I have a basic transformer model:
class model(nn.Module):
def __init__(self):
super().__init__()
self.seqLength = 5
self.d_model = 3
self.nhead = 1
self.num_encoder_layers = 6
self.num_decoder_layers = 6
self.dim_feedforward = 1024
self.dropout = 0.1
self.activation = F.relu
self.batch_first = True
self.transformer = nn.Transformer(
d_model = self.d_model,
nhead = self.nhead,
num_encoder_layers = self.num_encoder_layers,
num_decoder_layers = self.num_decoder_layers,
dim_feedforward = self.dim_feedforward,
dropout = self.dropout,
activation = self.activation,
batch_first = self.batch_first
)
def forward(self, encoderSeq, decoderSeq, decoderPaddingMask=None, decoderMask=None):
y_hat = self.transformer(src=encoderSeq, tgt=decoderSeq, tgt_mask=decoderMask, tgt_key_padding_mask=decoderPaddingMask)
return y_hat
I want to get my model to produce output with part of the decoder input sequence masked out.
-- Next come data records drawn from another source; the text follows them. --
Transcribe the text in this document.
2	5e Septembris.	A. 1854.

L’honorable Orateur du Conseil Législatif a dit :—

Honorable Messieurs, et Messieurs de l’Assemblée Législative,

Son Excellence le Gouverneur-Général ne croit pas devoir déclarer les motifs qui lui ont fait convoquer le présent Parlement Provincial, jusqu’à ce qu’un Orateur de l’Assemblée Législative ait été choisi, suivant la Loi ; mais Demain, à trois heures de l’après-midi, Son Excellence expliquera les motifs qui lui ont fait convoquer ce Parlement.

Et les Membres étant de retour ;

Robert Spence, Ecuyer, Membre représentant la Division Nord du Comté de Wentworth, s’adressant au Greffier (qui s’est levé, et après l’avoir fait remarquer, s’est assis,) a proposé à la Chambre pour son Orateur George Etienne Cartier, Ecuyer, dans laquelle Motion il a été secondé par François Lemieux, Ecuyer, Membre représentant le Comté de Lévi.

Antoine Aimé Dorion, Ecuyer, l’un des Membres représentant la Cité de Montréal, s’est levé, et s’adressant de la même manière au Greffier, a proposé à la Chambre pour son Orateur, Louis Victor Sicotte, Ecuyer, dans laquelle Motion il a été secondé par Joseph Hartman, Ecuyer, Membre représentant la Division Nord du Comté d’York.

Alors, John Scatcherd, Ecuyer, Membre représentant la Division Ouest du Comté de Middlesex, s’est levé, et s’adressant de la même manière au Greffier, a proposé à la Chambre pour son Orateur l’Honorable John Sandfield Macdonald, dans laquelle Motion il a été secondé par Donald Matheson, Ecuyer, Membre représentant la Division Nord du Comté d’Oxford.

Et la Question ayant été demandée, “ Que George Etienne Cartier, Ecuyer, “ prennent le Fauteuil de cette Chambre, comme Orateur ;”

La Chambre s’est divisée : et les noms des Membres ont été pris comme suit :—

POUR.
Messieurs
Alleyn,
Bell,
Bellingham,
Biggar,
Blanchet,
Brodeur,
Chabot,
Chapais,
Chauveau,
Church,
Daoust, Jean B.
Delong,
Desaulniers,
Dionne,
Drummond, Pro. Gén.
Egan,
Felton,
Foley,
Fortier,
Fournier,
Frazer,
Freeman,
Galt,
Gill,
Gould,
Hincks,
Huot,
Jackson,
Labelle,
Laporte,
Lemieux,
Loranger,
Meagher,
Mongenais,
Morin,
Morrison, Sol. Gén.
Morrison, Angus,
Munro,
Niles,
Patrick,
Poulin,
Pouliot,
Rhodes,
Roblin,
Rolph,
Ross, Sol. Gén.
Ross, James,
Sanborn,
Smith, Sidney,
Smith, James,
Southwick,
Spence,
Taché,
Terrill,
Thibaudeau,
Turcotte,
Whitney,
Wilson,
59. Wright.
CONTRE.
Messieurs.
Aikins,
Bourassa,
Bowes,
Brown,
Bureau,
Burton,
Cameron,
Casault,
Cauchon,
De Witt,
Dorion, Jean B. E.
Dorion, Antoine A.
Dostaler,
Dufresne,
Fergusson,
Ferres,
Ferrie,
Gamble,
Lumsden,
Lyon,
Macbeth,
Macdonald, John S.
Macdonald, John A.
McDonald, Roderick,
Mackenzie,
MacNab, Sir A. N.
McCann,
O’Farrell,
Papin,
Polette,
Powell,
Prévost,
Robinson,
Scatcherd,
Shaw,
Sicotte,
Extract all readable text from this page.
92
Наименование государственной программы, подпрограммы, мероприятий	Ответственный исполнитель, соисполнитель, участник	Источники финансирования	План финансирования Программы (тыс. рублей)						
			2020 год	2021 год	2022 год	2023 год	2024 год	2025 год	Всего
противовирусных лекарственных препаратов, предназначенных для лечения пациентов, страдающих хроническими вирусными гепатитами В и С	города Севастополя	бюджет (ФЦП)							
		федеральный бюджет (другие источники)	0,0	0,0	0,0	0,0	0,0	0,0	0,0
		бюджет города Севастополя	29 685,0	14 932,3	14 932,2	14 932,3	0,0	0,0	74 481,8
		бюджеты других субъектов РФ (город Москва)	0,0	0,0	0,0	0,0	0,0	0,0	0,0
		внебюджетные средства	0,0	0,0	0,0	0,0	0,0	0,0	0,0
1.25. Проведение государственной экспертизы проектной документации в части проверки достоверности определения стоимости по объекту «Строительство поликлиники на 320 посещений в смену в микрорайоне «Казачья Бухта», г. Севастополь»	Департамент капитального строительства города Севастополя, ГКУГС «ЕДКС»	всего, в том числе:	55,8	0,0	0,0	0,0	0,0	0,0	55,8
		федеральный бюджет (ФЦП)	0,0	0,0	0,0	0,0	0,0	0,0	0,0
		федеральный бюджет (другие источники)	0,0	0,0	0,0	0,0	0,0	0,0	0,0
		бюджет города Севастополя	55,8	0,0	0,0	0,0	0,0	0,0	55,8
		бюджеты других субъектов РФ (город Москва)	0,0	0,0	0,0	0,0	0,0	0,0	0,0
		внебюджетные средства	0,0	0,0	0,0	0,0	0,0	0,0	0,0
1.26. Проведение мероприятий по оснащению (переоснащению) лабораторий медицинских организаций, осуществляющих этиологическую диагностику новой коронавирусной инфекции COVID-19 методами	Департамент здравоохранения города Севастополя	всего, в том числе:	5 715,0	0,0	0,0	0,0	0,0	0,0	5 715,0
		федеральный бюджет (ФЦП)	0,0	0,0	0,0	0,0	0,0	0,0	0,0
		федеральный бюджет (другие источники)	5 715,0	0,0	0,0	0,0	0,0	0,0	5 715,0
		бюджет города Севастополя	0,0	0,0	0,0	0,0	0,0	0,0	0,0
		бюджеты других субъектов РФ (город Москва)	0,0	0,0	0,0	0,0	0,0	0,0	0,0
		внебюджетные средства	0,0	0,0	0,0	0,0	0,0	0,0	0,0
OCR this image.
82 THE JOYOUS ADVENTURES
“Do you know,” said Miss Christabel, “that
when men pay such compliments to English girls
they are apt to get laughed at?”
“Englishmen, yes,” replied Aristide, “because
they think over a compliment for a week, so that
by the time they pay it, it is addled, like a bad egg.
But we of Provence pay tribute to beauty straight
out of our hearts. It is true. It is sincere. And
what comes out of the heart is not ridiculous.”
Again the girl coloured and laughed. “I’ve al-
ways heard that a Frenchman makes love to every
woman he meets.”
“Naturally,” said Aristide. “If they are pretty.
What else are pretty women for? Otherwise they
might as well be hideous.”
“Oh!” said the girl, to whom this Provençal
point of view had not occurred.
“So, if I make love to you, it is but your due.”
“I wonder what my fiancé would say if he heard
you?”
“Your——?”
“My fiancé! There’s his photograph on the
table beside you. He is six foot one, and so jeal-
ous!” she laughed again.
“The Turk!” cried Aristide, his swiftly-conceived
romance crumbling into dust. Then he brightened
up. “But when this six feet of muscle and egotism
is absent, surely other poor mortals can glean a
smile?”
According to this site, if I want the last item in the decoder input sequence to be ignored in decoder self-attention, I need to generate a mask like this:
Where the black squares are 0 and white squares are -inf.
Code to generate the mask:
def generateDecoderMask(size, n):
output = torch.zeros((size, size))
if not n:
return output
output[:, -n:] = -torch.inf
output[-n:, :-n] = -torch.inf
return output
Problematic code:
model = model()
decoderMask = generateDecoderMask(model.seqLength, 1)
encSeq = torch.rand((1, model.seqLength, model.d_model))
decSeq = torch.rand((1, model.seqLength, model.d_model))
model(encSeq, decSeq, decoderMask=decoderMask)
The decoder mask used here is:
[[0, 0, -inf,
0, 0, -inf,
-inf, -inf, -inf]]
The output is all just nan.
The problem is present on trained and untrained models.
What I’ve tried
• Using a decoder mask like this:
[[0, 0, -inf,
0, 0, -inf,
0, 0, -inf]]
• Using tgt_key_padding_mask instead:
decoderMask = torch.tensor([0, 0, 0, 0, 1]).bool()
model(encSeq, decSeq, decoderPaddingMask=decoderMask)
Both of these alternative ways produced the same output given the same input and no nan. But the mask used in the first bullet point shouldn’t be correct, should it? The last row and column represent similarity scores for padding, what’s the use of keeping the last row?
What am I doing wrong?